Question

The slope of the line normal to the graph of 4 sin x – 9 cos y = -9 at the point (pi, 0) is

Answer 1

First take the derivative of the function.

= 4cosx -9(-siny)(dy/dx) = 0
= 4cosx +9siny(dy/dx) =0
dy/dx = -4cosx/9siny

now plug in the values (pi ,0) as your (x ,y)
solve for the value and take the reciprocal. That will be your normal slope.

Answer 2

Good start, Mebs! But look what happens if we substitute y=0 into that expression.

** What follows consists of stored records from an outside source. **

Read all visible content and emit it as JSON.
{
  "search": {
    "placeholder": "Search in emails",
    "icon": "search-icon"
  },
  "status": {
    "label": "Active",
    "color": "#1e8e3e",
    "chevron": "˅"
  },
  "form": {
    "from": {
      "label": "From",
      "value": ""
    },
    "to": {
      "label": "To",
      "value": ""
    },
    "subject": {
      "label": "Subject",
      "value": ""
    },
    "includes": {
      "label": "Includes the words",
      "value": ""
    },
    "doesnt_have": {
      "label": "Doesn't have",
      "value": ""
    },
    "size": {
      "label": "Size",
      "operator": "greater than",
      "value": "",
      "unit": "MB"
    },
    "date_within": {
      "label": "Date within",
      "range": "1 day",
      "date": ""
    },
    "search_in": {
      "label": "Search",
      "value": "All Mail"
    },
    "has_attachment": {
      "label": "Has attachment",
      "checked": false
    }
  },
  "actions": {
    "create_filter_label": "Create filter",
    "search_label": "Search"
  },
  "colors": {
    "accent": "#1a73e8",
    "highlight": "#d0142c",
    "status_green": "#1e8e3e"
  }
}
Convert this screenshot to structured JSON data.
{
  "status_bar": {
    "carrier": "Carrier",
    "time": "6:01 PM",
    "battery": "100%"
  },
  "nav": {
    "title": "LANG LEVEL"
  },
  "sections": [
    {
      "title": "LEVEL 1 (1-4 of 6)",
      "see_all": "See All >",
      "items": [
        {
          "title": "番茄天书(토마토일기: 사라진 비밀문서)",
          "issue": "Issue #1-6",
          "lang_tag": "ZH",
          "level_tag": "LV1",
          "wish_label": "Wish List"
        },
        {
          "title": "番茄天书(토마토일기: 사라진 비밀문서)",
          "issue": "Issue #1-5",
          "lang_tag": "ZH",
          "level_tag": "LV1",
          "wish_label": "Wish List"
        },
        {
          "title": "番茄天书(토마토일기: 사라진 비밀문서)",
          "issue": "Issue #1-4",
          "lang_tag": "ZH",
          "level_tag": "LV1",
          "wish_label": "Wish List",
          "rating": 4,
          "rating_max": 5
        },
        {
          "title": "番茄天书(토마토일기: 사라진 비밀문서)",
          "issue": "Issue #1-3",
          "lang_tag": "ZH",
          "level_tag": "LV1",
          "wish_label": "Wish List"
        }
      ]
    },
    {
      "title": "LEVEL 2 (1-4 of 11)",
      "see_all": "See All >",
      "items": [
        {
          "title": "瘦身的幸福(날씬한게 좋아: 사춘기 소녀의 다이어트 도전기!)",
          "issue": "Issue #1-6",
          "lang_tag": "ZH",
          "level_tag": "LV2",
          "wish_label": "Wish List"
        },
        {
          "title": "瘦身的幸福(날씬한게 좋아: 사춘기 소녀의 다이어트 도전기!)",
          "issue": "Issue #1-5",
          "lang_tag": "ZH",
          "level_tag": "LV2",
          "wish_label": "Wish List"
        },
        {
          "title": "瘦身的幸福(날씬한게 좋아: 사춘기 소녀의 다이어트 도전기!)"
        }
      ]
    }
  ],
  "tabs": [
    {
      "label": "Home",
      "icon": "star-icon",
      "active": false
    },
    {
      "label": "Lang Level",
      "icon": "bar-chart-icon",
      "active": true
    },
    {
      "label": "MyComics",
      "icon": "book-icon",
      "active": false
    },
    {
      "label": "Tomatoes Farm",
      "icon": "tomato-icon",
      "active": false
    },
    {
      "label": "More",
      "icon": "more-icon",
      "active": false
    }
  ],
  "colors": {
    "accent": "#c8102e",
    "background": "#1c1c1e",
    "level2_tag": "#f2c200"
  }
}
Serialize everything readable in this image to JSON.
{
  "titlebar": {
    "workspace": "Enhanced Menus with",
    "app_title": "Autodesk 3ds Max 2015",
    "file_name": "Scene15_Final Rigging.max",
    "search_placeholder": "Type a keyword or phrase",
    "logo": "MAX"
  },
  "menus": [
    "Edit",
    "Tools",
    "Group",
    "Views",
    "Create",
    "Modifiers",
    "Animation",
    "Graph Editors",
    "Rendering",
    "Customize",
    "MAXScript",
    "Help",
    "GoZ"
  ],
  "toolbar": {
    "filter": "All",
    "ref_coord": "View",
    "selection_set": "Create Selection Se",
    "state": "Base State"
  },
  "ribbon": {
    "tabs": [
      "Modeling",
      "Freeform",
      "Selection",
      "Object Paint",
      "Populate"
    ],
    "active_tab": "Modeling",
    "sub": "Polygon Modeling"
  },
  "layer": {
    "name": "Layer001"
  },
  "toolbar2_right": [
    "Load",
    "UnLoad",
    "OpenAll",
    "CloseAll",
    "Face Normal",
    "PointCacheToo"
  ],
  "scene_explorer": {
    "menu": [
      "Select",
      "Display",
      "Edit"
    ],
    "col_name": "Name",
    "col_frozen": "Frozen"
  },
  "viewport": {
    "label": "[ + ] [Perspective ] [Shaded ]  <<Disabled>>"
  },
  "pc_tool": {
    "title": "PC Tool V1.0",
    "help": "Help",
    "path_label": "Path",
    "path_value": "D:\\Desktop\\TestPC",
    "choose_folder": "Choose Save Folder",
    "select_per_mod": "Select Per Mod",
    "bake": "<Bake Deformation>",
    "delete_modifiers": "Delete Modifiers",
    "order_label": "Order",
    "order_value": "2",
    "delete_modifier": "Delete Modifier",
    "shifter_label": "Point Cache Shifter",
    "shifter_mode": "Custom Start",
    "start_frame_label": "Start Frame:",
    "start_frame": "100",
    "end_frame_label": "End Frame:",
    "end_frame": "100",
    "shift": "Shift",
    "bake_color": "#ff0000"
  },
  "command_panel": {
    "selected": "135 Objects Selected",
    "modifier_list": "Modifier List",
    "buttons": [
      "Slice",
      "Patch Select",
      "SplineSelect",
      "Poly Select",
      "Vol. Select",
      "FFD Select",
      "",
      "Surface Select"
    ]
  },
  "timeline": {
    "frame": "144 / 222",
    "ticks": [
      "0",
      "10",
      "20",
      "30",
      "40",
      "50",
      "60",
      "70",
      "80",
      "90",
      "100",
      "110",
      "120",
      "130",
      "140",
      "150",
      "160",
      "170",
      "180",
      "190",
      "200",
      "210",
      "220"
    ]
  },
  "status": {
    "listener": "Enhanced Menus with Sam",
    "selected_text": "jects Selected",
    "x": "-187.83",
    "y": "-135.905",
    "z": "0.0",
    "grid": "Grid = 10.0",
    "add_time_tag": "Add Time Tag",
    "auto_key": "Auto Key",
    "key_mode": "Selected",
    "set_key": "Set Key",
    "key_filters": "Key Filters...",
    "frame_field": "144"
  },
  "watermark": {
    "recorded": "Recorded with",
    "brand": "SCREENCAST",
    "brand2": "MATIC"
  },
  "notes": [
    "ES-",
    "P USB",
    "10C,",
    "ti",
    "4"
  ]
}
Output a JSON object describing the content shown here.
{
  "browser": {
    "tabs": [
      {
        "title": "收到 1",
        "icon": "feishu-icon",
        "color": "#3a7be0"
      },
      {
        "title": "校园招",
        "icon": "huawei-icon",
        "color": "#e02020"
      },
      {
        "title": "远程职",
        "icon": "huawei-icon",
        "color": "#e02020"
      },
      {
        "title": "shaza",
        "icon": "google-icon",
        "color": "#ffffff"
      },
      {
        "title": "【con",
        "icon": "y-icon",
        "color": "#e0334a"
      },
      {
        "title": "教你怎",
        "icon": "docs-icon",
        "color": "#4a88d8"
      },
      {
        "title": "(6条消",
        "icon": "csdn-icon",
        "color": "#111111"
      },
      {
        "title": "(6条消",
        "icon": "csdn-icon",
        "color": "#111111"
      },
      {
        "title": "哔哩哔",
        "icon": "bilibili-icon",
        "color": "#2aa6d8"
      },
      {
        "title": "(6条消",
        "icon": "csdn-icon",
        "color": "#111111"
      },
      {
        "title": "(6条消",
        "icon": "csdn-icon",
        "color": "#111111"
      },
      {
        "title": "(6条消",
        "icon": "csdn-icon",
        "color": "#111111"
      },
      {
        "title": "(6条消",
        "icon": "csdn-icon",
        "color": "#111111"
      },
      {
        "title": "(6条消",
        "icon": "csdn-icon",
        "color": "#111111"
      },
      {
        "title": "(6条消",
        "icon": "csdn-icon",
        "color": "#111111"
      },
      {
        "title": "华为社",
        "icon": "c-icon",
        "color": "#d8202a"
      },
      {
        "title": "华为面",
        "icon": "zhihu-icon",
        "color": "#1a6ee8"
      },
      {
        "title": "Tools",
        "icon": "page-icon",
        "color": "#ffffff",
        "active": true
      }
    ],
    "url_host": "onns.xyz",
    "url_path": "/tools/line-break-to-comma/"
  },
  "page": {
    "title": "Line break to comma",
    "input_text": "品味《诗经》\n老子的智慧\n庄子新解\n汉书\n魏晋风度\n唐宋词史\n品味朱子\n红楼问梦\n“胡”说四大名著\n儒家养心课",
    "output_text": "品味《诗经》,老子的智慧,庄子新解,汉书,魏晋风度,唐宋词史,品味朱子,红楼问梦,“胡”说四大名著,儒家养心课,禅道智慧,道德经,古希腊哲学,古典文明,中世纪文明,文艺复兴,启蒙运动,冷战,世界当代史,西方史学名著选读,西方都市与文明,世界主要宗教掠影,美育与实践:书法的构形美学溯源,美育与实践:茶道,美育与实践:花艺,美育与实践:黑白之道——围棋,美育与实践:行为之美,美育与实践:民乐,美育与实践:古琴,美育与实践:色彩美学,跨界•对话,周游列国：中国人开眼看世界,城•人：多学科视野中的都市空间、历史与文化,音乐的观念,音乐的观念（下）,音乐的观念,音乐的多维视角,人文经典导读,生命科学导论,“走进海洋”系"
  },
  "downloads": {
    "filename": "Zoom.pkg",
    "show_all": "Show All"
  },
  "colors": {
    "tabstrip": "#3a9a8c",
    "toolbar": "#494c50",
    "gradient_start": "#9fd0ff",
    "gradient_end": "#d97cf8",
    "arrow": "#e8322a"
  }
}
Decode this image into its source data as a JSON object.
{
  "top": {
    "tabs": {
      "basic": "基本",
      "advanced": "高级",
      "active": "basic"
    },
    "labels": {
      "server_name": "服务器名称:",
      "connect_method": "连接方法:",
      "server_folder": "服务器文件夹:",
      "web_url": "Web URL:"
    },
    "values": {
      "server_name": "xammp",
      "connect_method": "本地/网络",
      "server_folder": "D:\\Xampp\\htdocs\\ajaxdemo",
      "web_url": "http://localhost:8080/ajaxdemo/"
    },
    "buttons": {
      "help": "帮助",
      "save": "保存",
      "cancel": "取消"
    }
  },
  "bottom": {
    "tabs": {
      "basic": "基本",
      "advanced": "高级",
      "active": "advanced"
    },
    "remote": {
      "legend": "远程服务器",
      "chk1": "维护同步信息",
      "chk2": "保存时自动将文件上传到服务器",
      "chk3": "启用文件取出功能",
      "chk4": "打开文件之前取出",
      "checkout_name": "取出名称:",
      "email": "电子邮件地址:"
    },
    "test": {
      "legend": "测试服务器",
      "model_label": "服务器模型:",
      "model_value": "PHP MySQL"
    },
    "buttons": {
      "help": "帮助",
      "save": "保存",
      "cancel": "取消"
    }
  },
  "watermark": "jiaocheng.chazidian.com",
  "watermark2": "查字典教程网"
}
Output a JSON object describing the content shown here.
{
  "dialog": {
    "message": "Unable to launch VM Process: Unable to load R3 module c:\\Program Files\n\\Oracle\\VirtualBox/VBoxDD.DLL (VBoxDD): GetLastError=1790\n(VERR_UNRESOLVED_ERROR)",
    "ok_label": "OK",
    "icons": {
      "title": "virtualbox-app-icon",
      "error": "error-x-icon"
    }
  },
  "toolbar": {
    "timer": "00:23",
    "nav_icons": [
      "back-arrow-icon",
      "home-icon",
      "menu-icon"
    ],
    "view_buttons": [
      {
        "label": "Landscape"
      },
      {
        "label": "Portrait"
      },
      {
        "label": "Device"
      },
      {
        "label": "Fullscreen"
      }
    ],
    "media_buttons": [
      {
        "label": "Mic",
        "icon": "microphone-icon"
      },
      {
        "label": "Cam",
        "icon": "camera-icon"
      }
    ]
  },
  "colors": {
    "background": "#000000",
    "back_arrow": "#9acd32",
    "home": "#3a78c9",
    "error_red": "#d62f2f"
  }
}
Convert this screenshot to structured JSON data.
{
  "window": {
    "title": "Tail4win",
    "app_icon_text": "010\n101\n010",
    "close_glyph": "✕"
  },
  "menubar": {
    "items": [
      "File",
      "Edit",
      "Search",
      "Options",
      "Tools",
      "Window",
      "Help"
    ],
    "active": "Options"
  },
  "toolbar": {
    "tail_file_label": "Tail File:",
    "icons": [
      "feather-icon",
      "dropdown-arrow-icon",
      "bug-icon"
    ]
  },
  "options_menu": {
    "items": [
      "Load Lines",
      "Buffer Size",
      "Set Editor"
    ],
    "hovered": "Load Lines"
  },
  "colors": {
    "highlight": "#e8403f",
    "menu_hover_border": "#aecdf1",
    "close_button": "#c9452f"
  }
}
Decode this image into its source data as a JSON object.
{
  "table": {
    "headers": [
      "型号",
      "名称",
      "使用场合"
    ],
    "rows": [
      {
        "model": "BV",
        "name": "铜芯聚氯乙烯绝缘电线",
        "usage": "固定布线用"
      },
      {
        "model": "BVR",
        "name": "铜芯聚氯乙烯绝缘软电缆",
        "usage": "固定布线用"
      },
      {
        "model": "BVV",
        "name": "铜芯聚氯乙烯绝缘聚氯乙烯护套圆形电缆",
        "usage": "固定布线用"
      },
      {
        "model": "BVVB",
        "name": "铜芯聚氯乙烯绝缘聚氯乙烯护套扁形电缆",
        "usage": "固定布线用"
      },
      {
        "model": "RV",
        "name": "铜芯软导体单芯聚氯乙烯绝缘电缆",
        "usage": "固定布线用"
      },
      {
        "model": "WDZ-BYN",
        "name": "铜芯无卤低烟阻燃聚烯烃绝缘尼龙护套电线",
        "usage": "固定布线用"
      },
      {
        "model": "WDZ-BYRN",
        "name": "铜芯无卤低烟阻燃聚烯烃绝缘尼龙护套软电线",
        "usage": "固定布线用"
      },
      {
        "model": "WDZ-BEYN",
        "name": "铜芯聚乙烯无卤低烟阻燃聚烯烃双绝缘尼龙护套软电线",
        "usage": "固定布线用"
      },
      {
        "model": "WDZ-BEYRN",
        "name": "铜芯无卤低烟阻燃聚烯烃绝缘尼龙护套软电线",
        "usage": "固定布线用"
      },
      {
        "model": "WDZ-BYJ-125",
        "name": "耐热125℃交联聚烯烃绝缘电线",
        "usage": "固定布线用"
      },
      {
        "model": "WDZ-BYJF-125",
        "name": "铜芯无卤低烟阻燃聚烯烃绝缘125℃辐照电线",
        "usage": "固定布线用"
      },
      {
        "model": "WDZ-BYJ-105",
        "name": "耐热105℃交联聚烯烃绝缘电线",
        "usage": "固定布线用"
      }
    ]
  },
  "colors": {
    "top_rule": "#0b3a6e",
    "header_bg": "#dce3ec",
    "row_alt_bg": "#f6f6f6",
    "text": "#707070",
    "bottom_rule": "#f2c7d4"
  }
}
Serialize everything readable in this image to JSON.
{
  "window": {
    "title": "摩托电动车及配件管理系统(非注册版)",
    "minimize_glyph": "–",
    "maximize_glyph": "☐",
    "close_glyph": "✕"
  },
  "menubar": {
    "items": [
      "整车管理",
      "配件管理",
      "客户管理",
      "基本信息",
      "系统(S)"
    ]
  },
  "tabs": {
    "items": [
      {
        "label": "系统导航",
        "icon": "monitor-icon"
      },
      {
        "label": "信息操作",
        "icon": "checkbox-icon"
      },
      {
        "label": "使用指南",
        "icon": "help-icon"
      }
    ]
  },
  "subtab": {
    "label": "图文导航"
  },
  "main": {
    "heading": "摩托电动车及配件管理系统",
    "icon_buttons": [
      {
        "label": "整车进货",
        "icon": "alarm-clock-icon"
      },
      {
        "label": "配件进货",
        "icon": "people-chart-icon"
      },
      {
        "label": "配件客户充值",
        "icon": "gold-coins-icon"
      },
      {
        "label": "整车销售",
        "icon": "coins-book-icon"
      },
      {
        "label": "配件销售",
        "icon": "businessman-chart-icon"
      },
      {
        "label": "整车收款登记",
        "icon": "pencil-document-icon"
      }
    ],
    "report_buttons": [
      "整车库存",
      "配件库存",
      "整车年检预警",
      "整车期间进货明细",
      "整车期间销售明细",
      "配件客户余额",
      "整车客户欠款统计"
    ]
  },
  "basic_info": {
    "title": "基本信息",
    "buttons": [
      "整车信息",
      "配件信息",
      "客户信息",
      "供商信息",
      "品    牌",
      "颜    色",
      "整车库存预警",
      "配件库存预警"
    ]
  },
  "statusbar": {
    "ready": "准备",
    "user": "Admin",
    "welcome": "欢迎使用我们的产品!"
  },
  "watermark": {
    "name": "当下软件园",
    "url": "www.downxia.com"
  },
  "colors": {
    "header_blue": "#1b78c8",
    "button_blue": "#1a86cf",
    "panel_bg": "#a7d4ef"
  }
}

How would you get around that issue?

Answer 3

i personally dont know. but i used my calc to solve the rest and got 0. which is the correct answer according to my answer key.

Answer 4

Hi, guy,

Mebs found the derivative dy/dx from the given implicit function. One interpretation of this derivative is that it's the slope (where defined) of the tangent line to any point on the graph of the function. At the point (pi, 0), this slope, dy/dx, becomes
\[\frac{ dy }{ dx }=\frac{ -4\cos 0 }{9\sin \pi }= \frac{ -4 }{ 0 },\]
which is undefined. That means that the tangent line to the graph at (pi,0) is vertical (since the slope of a vertical line is undefined). The normal line to the curve at that point is therefore horizontal, and therefore it has a slope of zero.